ADLS access path syntax is:

adl://account_name.azuredatalakestore.net/dir/file

For example, the following Hadoop FileSystem shell commands demonstrate access to a storage account named "myaccount":

hadoop fs -mkdir adl://myaccount.azuredatalakestore.net/testdir
hadoop fs -put testfile adl://myaccount.azuredatalakestore.net/testdir/testfile

To use DistCp against ADLS, use the following syntax:

hadoop distcp
    [-D hadoop.security.credential.provider.path=localjceks://file/home/user/adls.jceks]
    hdfs://namenode_hostname:9001/user/foo/007020615
    adl://myaccount.azuredatalakestore.net/testDir/

For more information about configuring the ADLS connector and working with data stored in ADLS, refer to Cloud Data Access documentation.

Related links
Cloud Data Access (Hortonworks)
How to configure authentication with ADLS (Hortonworks)
Azure Data Lake Store (External)
Create a storage account (External)
Get started with Azure Data Lake Store (External)

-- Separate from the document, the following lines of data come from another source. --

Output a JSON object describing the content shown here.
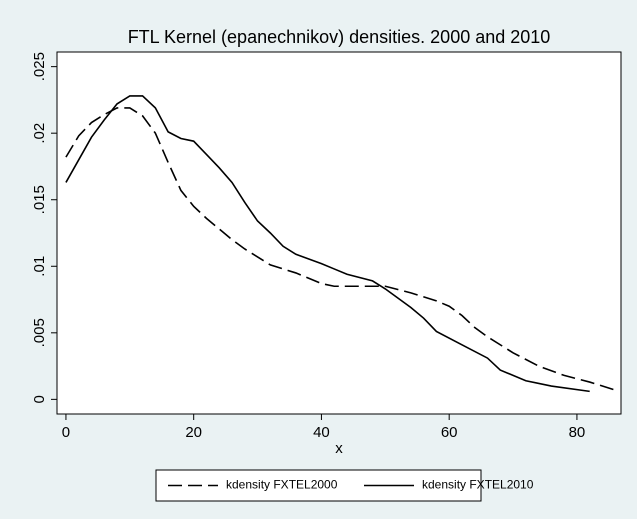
{
  "chart_data": {
    "type": "line",
    "title": "FTL Kernel (epanechnikov) densities. 2000 and 2010",
    "x_label": "x",
    "xlim": [
      -1.4,
      86.9
    ],
    "xticks": [
      0,
      20,
      40,
      60,
      80
    ],
    "ylim": [
      -0.0011,
      0.0261
    ],
    "yticks": [
      0,
      {
        "value": 0.005,
        "label": ".005"
      },
      {
        "value": 0.01,
        "label": ".01"
      },
      {
        "value": 0.015,
        "label": ".015"
      },
      {
        "value": 0.02,
        "label": ".02"
      },
      {
        "value": 0.025,
        "label": ".025"
      }
    ],
    "series": [
      {
        "name": "kdensity FXTEL2000",
        "color": "#000000",
        "line_style": "dashed",
        "x": [
          0,
          2,
          4,
          6,
          8,
          10,
          12,
          14,
          16,
          18,
          20,
          22,
          24,
          26,
          28,
          30,
          32,
          36,
          40,
          42,
          46,
          50,
          54,
          58,
          60,
          62,
          64,
          66,
          70,
          74,
          78,
          82,
          86
        ],
        "values": [
          0.0182,
          0.0198,
          0.0208,
          0.0214,
          0.0219,
          0.0219,
          0.0213,
          0.02,
          0.0178,
          0.0157,
          0.0145,
          0.0136,
          0.0128,
          0.012,
          0.0113,
          0.0107,
          0.0101,
          0.0095,
          0.0087,
          0.0085,
          0.0085,
          0.0085,
          0.008,
          0.0074,
          0.007,
          0.0063,
          0.0054,
          0.0047,
          0.0035,
          0.0025,
          0.0018,
          0.0013,
          0.0007
        ]
      },
      {
        "name": "kdensity FXTEL2010",
        "color": "#000000",
        "line_style": "solid",
        "x": [
          0,
          2,
          4,
          6,
          8,
          10,
          12,
          14,
          16,
          18,
          20,
          22,
          24,
          26,
          28,
          30,
          32,
          34,
          36,
          40,
          42,
          44,
          48,
          50,
          54,
          56,
          58,
          62,
          66,
          68,
          72,
          76,
          82
        ],
        "values": [
          0.0163,
          0.018,
          0.0197,
          0.021,
          0.0222,
          0.0228,
          0.0228,
          0.0219,
          0.0201,
          0.0196,
          0.0194,
          0.0184,
          0.0174,
          0.0163,
          0.0148,
          0.0134,
          0.0125,
          0.0115,
          0.0109,
          0.0102,
          0.0098,
          0.0094,
          0.0089,
          0.0083,
          0.0069,
          0.0061,
          0.0051,
          0.0041,
          0.0031,
          0.0022,
          0.0014,
          0.001,
          0.0006
        ]
      }
    ]
  }
}
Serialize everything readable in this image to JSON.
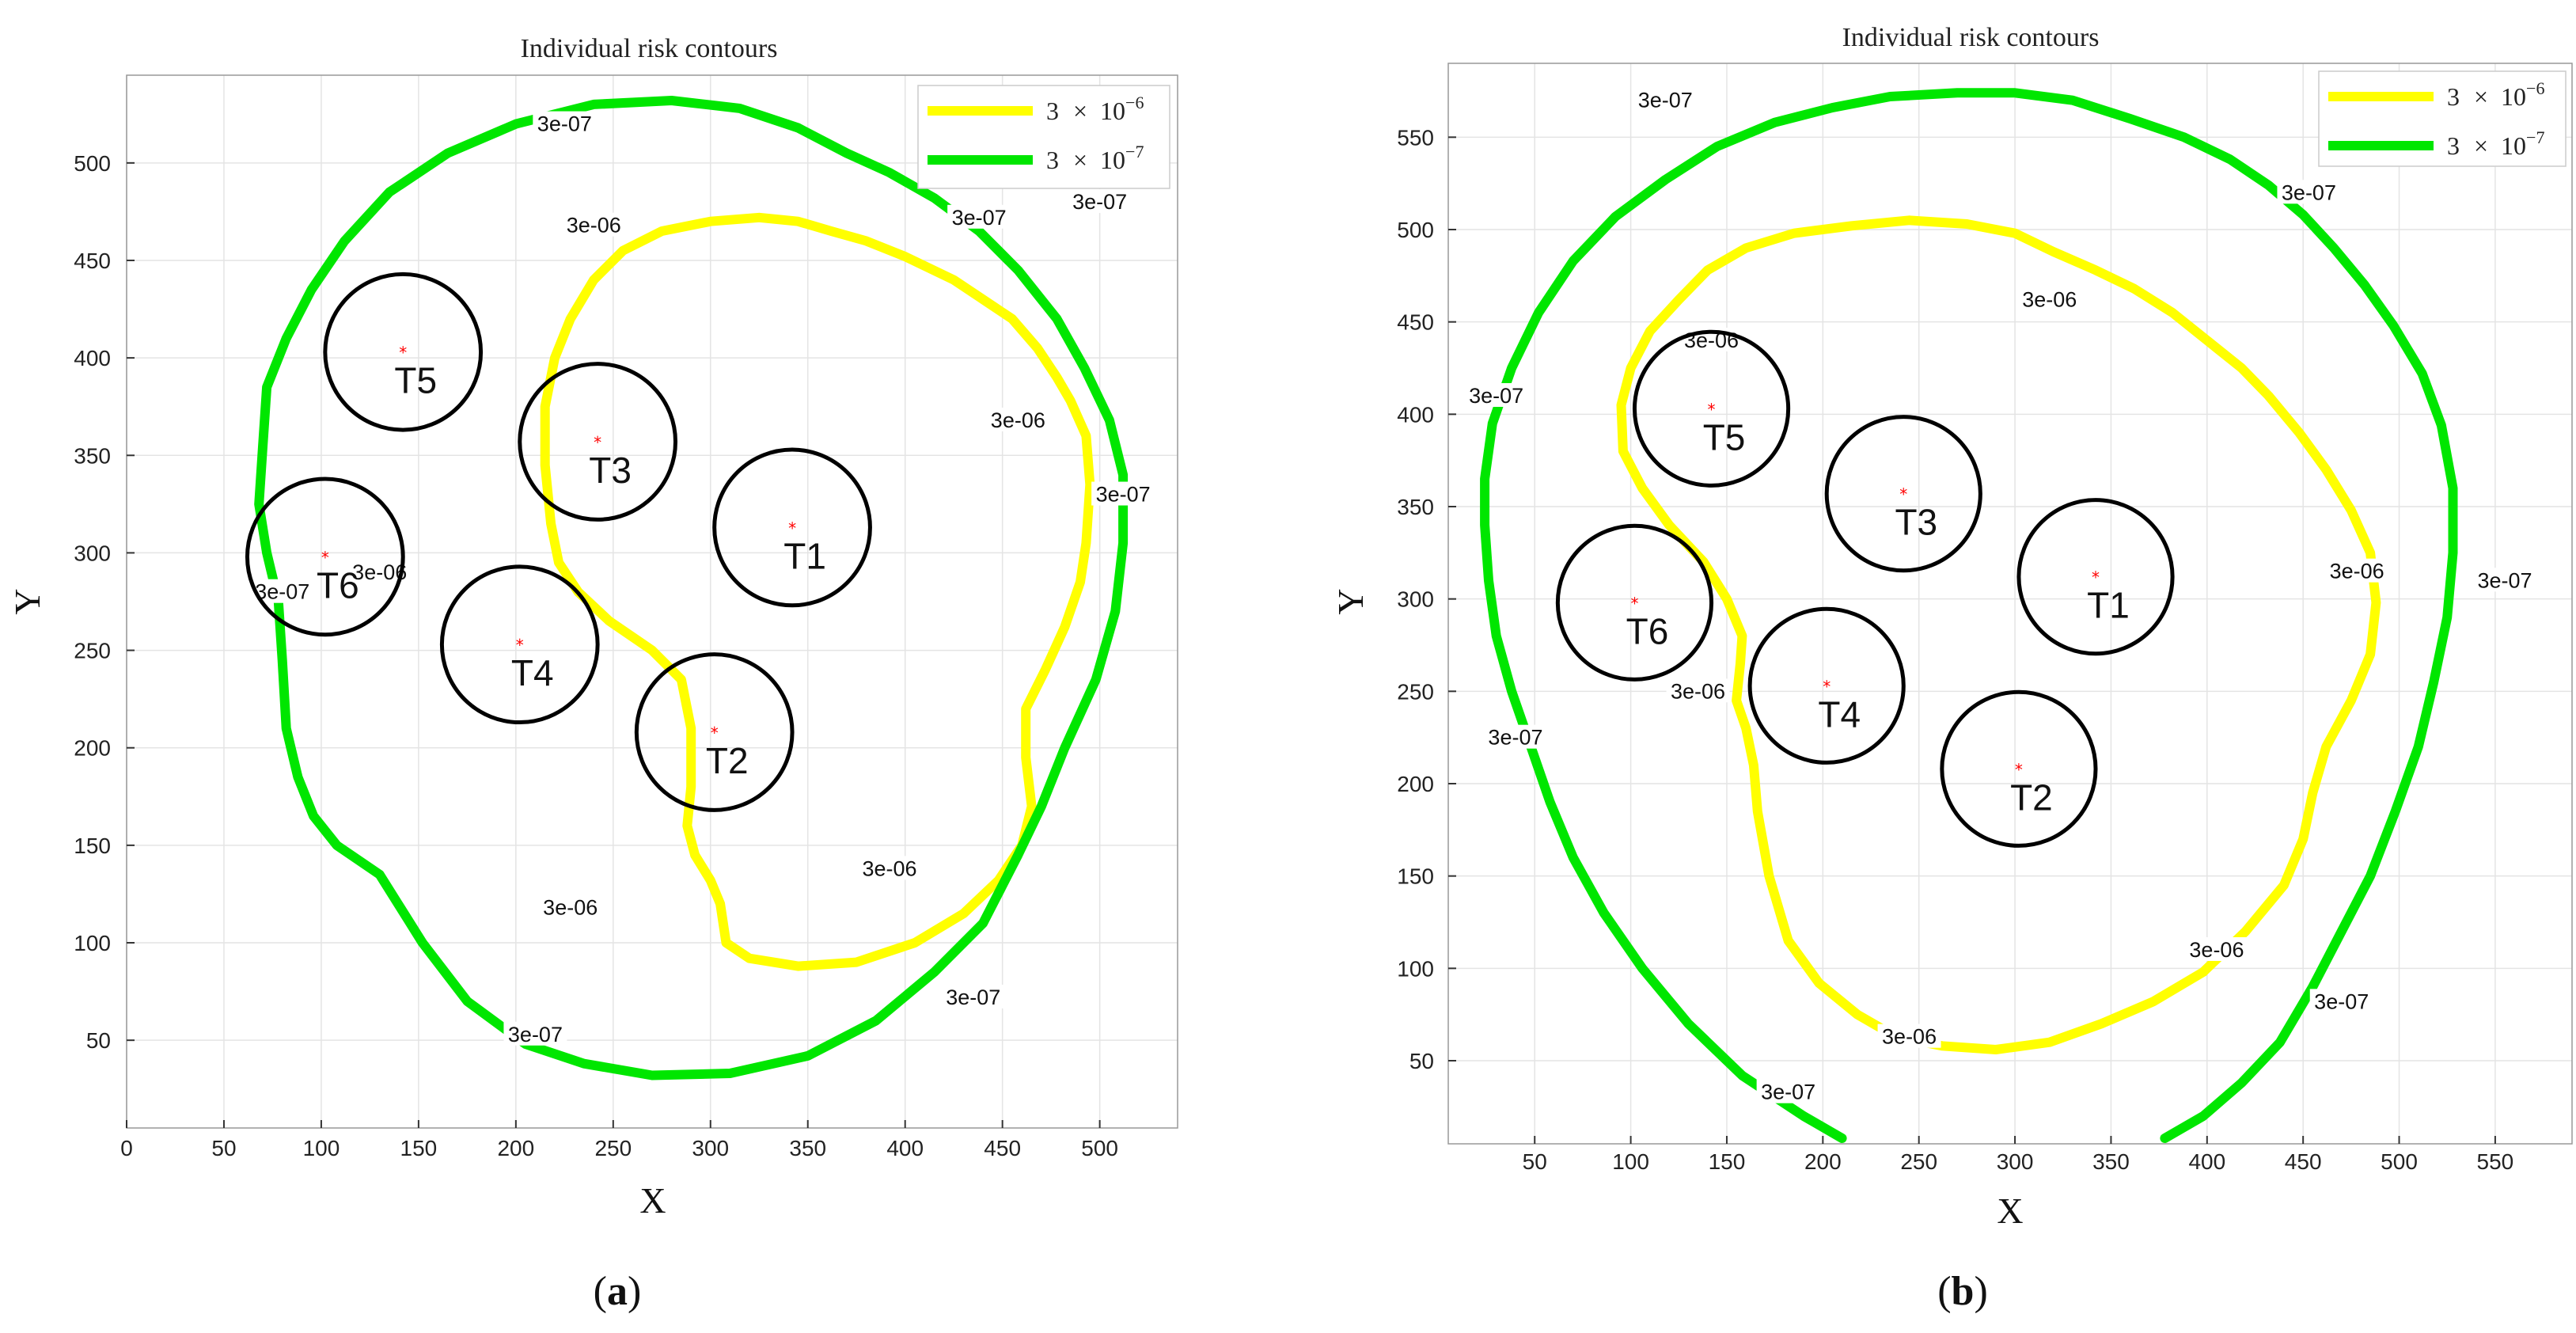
{
  "chart_data": [
    {
      "type": "contour",
      "panel": "(a)",
      "panel_letter": "a",
      "title": "Individual risk contours",
      "xlabel": "X",
      "ylabel": "Y",
      "xlim": [
        0,
        540
      ],
      "ylim": [
        5,
        545
      ],
      "xticks": [
        0,
        50,
        100,
        150,
        200,
        250,
        300,
        350,
        400,
        450,
        500
      ],
      "yticks": [
        50,
        100,
        150,
        200,
        250,
        300,
        350,
        400,
        450,
        500
      ],
      "grid": true,
      "legend_position": "top-right",
      "legend": [
        {
          "base": "3",
          "times": "×",
          "ten": "10",
          "exp": "−6",
          "color": "#ffff00"
        },
        {
          "base": "3",
          "times": "×",
          "ten": "10",
          "exp": "−7",
          "color": "#00e600"
        }
      ],
      "turbines": [
        {
          "name": "T1",
          "x": 342,
          "y": 313
        },
        {
          "name": "T2",
          "x": 302,
          "y": 208
        },
        {
          "name": "T3",
          "x": 242,
          "y": 357
        },
        {
          "name": "T4",
          "x": 202,
          "y": 253
        },
        {
          "name": "T5",
          "x": 142,
          "y": 403
        },
        {
          "name": "T6",
          "x": 102,
          "y": 298
        }
      ],
      "turbine_circle_radius": 40,
      "contours": [
        {
          "level": "3e-06",
          "color": "#ffff00",
          "points": [
            [
              305,
              120
            ],
            [
              300,
              132
            ],
            [
              292,
              145
            ],
            [
              288,
              160
            ],
            [
              290,
              180
            ],
            [
              290,
              210
            ],
            [
              285,
              235
            ],
            [
              270,
              250
            ],
            [
              248,
              265
            ],
            [
              232,
              280
            ],
            [
              222,
              295
            ],
            [
              218,
              315
            ],
            [
              215,
              345
            ],
            [
              215,
              375
            ],
            [
              220,
              400
            ],
            [
              228,
              420
            ],
            [
              240,
              440
            ],
            [
              255,
              455
            ],
            [
              275,
              465
            ],
            [
              300,
              470
            ],
            [
              325,
              472
            ],
            [
              345,
              470
            ],
            [
              362,
              465
            ],
            [
              380,
              460
            ],
            [
              400,
              452
            ],
            [
              425,
              440
            ],
            [
              440,
              430
            ],
            [
              455,
              420
            ],
            [
              468,
              405
            ],
            [
              478,
              390
            ],
            [
              485,
              378
            ],
            [
              493,
              360
            ],
            [
              495,
              335
            ],
            [
              493,
              305
            ],
            [
              490,
              285
            ],
            [
              482,
              262
            ],
            [
              472,
              240
            ],
            [
              462,
              220
            ],
            [
              462,
              195
            ],
            [
              465,
              170
            ],
            [
              460,
              150
            ],
            [
              448,
              132
            ],
            [
              430,
              115
            ],
            [
              405,
              100
            ],
            [
              375,
              90
            ],
            [
              345,
              88
            ],
            [
              320,
              92
            ],
            [
              308,
              100
            ],
            [
              305,
              120
            ]
          ],
          "labels": [
            {
              "text": "3e-06",
              "x": 240,
              "y": 468
            },
            {
              "text": "3e-06",
              "x": 458,
              "y": 368
            },
            {
              "text": "3e-06",
              "x": 130,
              "y": 290
            },
            {
              "text": "3e-06",
              "x": 228,
              "y": 118
            },
            {
              "text": "3e-06",
              "x": 392,
              "y": 138
            }
          ]
        },
        {
          "level": "3e-07",
          "color": "#00e600",
          "points": [
            [
              130,
              135
            ],
            [
              108,
              150
            ],
            [
              96,
              165
            ],
            [
              88,
              185
            ],
            [
              82,
              210
            ],
            [
              80,
              245
            ],
            [
              78,
              275
            ],
            [
              72,
              300
            ],
            [
              68,
              325
            ],
            [
              70,
              355
            ],
            [
              72,
              385
            ],
            [
              82,
              410
            ],
            [
              95,
              435
            ],
            [
              112,
              460
            ],
            [
              135,
              485
            ],
            [
              165,
              505
            ],
            [
              200,
              520
            ],
            [
              240,
              530
            ],
            [
              280,
              532
            ],
            [
              315,
              528
            ],
            [
              345,
              518
            ],
            [
              370,
              505
            ],
            [
              392,
              495
            ],
            [
              415,
              482
            ],
            [
              438,
              465
            ],
            [
              458,
              445
            ],
            [
              478,
              420
            ],
            [
              492,
              395
            ],
            [
              505,
              368
            ],
            [
              512,
              340
            ],
            [
              512,
              305
            ],
            [
              508,
              270
            ],
            [
              498,
              235
            ],
            [
              482,
              200
            ],
            [
              470,
              170
            ],
            [
              458,
              145
            ],
            [
              440,
              110
            ],
            [
              415,
              85
            ],
            [
              385,
              60
            ],
            [
              350,
              42
            ],
            [
              310,
              33
            ],
            [
              270,
              32
            ],
            [
              235,
              38
            ],
            [
              205,
              48
            ],
            [
              175,
              70
            ],
            [
              152,
              100
            ],
            [
              130,
              135
            ]
          ],
          "labels": [
            {
              "text": "3e-07",
              "x": 225,
              "y": 520
            },
            {
              "text": "3e-07",
              "x": 438,
              "y": 472
            },
            {
              "text": "3e-07",
              "x": 512,
              "y": 330
            },
            {
              "text": "3e-07",
              "x": 80,
              "y": 280
            },
            {
              "text": "3e-07",
              "x": 210,
              "y": 53
            },
            {
              "text": "3e-07",
              "x": 435,
              "y": 72
            },
            {
              "text": "3e-07",
              "x": 500,
              "y": 480
            }
          ]
        }
      ]
    },
    {
      "type": "contour",
      "panel": "(b)",
      "panel_letter": "b",
      "title": "Individual risk contours",
      "xlabel": "X",
      "ylabel": "Y",
      "xlim": [
        5,
        590
      ],
      "ylim": [
        5,
        590
      ],
      "xticks": [
        50,
        100,
        150,
        200,
        250,
        300,
        350,
        400,
        450,
        500,
        550
      ],
      "yticks": [
        50,
        100,
        150,
        200,
        250,
        300,
        350,
        400,
        450,
        500,
        550
      ],
      "grid": true,
      "legend_position": "top-right",
      "legend": [
        {
          "base": "3",
          "times": "×",
          "ten": "10",
          "exp": "−6",
          "color": "#ffff00"
        },
        {
          "base": "3",
          "times": "×",
          "ten": "10",
          "exp": "−7",
          "color": "#00e600"
        }
      ],
      "turbines": [
        {
          "name": "T1",
          "x": 342,
          "y": 312
        },
        {
          "name": "T2",
          "x": 302,
          "y": 208
        },
        {
          "name": "T3",
          "x": 242,
          "y": 357
        },
        {
          "name": "T4",
          "x": 202,
          "y": 253
        },
        {
          "name": "T5",
          "x": 142,
          "y": 403
        },
        {
          "name": "T6",
          "x": 102,
          "y": 298
        }
      ],
      "turbine_circle_radius": 40,
      "contours": [
        {
          "level": "3e-06",
          "color": "#ffff00",
          "points": [
            [
              160,
              230
            ],
            [
              155,
              245
            ],
            [
              157,
              265
            ],
            [
              158,
              280
            ],
            [
              150,
              300
            ],
            [
              138,
              320
            ],
            [
              120,
              340
            ],
            [
              106,
              360
            ],
            [
              96,
              380
            ],
            [
              95,
              405
            ],
            [
              100,
              425
            ],
            [
              110,
              445
            ],
            [
              125,
              462
            ],
            [
              140,
              478
            ],
            [
              160,
              490
            ],
            [
              185,
              498
            ],
            [
              215,
              502
            ],
            [
              245,
              505
            ],
            [
              275,
              503
            ],
            [
              300,
              498
            ],
            [
              320,
              488
            ],
            [
              342,
              478
            ],
            [
              362,
              468
            ],
            [
              382,
              455
            ],
            [
              400,
              440
            ],
            [
              418,
              425
            ],
            [
              432,
              410
            ],
            [
              448,
              390
            ],
            [
              462,
              370
            ],
            [
              475,
              348
            ],
            [
              485,
              325
            ],
            [
              488,
              298
            ],
            [
              485,
              270
            ],
            [
              475,
              245
            ],
            [
              462,
              220
            ],
            [
              455,
              195
            ],
            [
              450,
              170
            ],
            [
              440,
              145
            ],
            [
              420,
              120
            ],
            [
              398,
              98
            ],
            [
              372,
              82
            ],
            [
              345,
              70
            ],
            [
              318,
              60
            ],
            [
              290,
              56
            ],
            [
              262,
              58
            ],
            [
              238,
              63
            ],
            [
              218,
              75
            ],
            [
              198,
              92
            ],
            [
              182,
              115
            ],
            [
              172,
              150
            ],
            [
              166,
              185
            ],
            [
              164,
              210
            ],
            [
              160,
              230
            ]
          ],
          "labels": [
            {
              "text": "3e-06",
              "x": 142,
              "y": 440
            },
            {
              "text": "3e-06",
              "x": 318,
              "y": 462
            },
            {
              "text": "3e-06",
              "x": 478,
              "y": 315
            },
            {
              "text": "3e-06",
              "x": 135,
              "y": 250
            },
            {
              "text": "3e-06",
              "x": 245,
              "y": 63
            },
            {
              "text": "3e-06",
              "x": 405,
              "y": 110
            }
          ]
        },
        {
          "level": "3e-07",
          "color": "#00e600",
          "points": [
            [
              210,
              8
            ],
            [
              190,
              20
            ],
            [
              158,
              42
            ],
            [
              130,
              70
            ],
            [
              106,
              100
            ],
            [
              86,
              130
            ],
            [
              70,
              160
            ],
            [
              58,
              190
            ],
            [
              48,
              220
            ],
            [
              38,
              250
            ],
            [
              30,
              280
            ],
            [
              26,
              310
            ],
            [
              24,
              340
            ],
            [
              24,
              365
            ],
            [
              28,
              395
            ],
            [
              38,
              425
            ],
            [
              52,
              455
            ],
            [
              70,
              483
            ],
            [
              92,
              507
            ],
            [
              118,
              527
            ],
            [
              145,
              545
            ],
            [
              175,
              558
            ],
            [
              205,
              566
            ],
            [
              235,
              572
            ],
            [
              270,
              574
            ],
            [
              300,
              574
            ],
            [
              330,
              570
            ],
            [
              360,
              560
            ],
            [
              388,
              550
            ],
            [
              412,
              538
            ],
            [
              432,
              524
            ],
            [
              450,
              508
            ],
            [
              466,
              490
            ],
            [
              482,
              470
            ],
            [
              497,
              448
            ],
            [
              512,
              422
            ],
            [
              522,
              394
            ],
            [
              528,
              360
            ],
            [
              528,
              325
            ],
            [
              525,
              290
            ],
            [
              518,
              255
            ],
            [
              510,
              220
            ],
            [
              498,
              185
            ],
            [
              485,
              150
            ],
            [
              470,
              120
            ],
            [
              455,
              90
            ],
            [
              438,
              60
            ],
            [
              418,
              38
            ],
            [
              398,
              20
            ],
            [
              378,
              8
            ]
          ],
          "labels": [
            {
              "text": "3e-07",
              "x": 118,
              "y": 570
            },
            {
              "text": "3e-07",
              "x": 30,
              "y": 410
            },
            {
              "text": "3e-07",
              "x": 40,
              "y": 225
            },
            {
              "text": "3e-07",
              "x": 182,
              "y": 33
            },
            {
              "text": "3e-07",
              "x": 453,
              "y": 520
            },
            {
              "text": "3e-07",
              "x": 555,
              "y": 310
            },
            {
              "text": "3e-07",
              "x": 470,
              "y": 82
            }
          ]
        }
      ]
    }
  ]
}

Configure ADLS storage locations

After configuring access to ADLS, you can optionally use that ADLS storage account as a base storage location; this storage location is mainly for the Hive Warehouse Directory (used for storing the table data for managed tables).

Steps

  1. When creating a cluster, on the Cloud Storage page in the advanced cluster wizard view, select Use existing ADLS storage and select the instance profile to use, as described in Configure access to ADLS.
  2. Under Storage Locations, enable Configure Storage Locations by clicking the On button.
  3. Provide your existing directory name under Base Storage Location.

    Make sure that the directory exists within the account.

  4. Under Path for Hive Warehouse Directory property (hive.metastore.warehouse.dir), Cloudbreak automatically suggests a location within the bucket. For example, if the directory that you specified is my-test-dir then the suggested location will be my-test-adls-account.azuredatalakestore.net/my-test-dir/apps/hive/warehouse. You may optionally update this path.

    Cloudbreak automatically creates this directory structure in your bucket.